El Niño, conosciuto anche con la sigla ENSO (El Niño-Southern Oscillation), è un fenomeno oceanico periodico, che si ripresenta a scadenze irregolari che possono variare dai 2 ai 7 anni, e che provoca un forte riscaldamento delle acque dell'Oceano Pacifico centro-meridionale e orientale nei mesi di dicembre e gennaio. Per definizione si è in presenza di El Niño quando alla superficie della parte centrale dell'Oceano Pacifico si registra un aumento della temperatura dell’acqua di almeno ½ grado, e ciò per un lasso di tempo non inferiore ai 5 mesi. Di solito l'intensità massima di oscillazione di temperatura non supera comunque i 3 - 4 gradi centigradi.
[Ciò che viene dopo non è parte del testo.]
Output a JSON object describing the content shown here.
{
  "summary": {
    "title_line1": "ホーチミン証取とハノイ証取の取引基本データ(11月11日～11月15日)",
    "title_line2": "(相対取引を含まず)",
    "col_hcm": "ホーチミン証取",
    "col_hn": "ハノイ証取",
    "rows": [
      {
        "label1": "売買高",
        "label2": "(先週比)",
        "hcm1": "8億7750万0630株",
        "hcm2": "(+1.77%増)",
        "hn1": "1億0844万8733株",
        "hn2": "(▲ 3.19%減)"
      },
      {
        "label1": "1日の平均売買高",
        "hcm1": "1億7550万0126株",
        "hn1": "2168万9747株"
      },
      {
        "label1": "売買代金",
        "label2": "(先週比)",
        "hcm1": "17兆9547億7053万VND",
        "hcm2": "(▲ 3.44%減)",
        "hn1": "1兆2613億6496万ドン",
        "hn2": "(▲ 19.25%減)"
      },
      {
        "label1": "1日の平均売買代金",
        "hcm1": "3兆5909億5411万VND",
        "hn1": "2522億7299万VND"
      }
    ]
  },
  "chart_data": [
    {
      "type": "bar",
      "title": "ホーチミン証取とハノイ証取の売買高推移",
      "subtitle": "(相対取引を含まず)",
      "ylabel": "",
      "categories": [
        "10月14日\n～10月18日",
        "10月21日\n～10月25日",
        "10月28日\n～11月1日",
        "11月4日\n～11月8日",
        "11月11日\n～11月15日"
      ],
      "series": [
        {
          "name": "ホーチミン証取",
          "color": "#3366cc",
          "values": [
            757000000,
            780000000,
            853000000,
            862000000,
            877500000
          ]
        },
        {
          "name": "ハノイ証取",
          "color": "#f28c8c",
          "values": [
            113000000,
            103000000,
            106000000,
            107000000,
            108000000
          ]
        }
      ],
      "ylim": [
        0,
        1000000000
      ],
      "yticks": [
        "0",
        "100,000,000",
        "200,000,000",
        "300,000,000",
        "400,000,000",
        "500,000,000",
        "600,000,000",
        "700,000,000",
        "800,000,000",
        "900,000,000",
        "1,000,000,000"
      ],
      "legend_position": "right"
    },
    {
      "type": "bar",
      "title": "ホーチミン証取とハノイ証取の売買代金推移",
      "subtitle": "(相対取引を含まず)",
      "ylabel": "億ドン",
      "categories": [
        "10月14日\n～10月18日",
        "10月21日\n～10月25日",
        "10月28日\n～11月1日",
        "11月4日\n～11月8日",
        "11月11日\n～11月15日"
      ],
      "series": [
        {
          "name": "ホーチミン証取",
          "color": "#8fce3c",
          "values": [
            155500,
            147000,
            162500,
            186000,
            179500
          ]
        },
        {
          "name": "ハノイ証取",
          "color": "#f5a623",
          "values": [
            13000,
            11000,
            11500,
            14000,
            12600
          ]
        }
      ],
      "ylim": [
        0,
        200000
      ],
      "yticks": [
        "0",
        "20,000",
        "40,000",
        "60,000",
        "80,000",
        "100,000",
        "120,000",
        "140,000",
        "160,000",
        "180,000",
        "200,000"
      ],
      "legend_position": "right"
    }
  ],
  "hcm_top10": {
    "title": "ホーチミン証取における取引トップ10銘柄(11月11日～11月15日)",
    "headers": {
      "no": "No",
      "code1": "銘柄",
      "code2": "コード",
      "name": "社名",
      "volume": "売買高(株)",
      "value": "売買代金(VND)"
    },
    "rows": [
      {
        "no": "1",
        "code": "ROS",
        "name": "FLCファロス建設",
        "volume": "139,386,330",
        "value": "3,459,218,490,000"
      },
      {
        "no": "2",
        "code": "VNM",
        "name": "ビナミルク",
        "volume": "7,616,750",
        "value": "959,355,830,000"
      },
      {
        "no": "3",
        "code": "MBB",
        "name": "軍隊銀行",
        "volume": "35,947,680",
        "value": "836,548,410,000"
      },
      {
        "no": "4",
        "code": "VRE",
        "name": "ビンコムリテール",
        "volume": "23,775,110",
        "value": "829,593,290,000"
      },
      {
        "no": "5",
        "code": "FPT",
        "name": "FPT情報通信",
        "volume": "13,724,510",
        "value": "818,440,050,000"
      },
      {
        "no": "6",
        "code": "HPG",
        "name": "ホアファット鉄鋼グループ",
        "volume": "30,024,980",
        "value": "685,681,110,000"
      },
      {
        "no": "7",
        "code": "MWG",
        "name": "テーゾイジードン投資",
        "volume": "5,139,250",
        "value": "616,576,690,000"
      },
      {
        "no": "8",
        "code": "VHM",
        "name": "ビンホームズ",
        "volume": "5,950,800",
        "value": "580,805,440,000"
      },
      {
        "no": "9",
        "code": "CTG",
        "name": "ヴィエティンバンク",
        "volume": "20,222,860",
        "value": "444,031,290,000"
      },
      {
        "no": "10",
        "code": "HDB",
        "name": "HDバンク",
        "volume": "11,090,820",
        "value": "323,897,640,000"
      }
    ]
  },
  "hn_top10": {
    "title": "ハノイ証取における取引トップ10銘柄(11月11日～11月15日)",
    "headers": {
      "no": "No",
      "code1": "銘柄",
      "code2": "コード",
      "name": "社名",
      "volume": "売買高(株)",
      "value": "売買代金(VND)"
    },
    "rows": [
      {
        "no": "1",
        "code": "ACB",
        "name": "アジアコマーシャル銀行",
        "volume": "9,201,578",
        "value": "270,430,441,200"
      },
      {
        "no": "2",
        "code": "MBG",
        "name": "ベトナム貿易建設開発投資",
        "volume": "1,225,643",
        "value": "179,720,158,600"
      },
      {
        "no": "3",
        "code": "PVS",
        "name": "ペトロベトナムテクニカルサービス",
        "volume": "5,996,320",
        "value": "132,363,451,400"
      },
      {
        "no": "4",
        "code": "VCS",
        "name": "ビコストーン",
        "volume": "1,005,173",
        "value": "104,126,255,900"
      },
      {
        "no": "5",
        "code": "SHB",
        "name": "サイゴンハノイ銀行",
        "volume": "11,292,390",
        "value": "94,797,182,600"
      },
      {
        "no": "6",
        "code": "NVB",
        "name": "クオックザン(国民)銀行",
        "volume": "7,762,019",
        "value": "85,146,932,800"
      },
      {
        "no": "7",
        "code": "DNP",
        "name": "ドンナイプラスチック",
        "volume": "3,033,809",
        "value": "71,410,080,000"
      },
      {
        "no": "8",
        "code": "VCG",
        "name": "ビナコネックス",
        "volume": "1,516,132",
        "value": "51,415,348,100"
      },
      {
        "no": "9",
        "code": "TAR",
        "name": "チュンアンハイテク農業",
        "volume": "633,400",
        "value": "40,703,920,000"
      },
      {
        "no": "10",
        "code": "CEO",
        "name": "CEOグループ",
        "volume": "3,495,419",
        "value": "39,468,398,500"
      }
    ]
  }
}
A livello globale, il passaggio di un El Niño provoca un aumento della temperatura di circa 0,2°C. Gli impatti che generalmente si verificano durante la maggior parte degli eventi El Niño includono precipitazioni inferiori alla media in Indonesia, in Australia e nella parte settentrionale del Sud America, mentre nella parte meridionale e orientale del Sud America, come pure nel Sud degli Stati Uniti si verificano precipitazioni superiori alla media. Trattandosi di un fenomeno di portata globale, esso impatta anche su territori molto lontani dall’Oceano Pacifico, ad esempio sull’Africa, sui paesi che si affacciano sull’Oceano Indiano, sull’Europa e anche sull’Antartide. In Europa i suoi effetti sono però difficili da prevedere, talvolta esso provoca inverni più freddi e secchi nel Nord del continente e più miti e umidi al Sud, ma vi sono tanti altri fattori che influenzano il meteo del nostro continente e che possono avere la meglio sugli effetti di El Niño.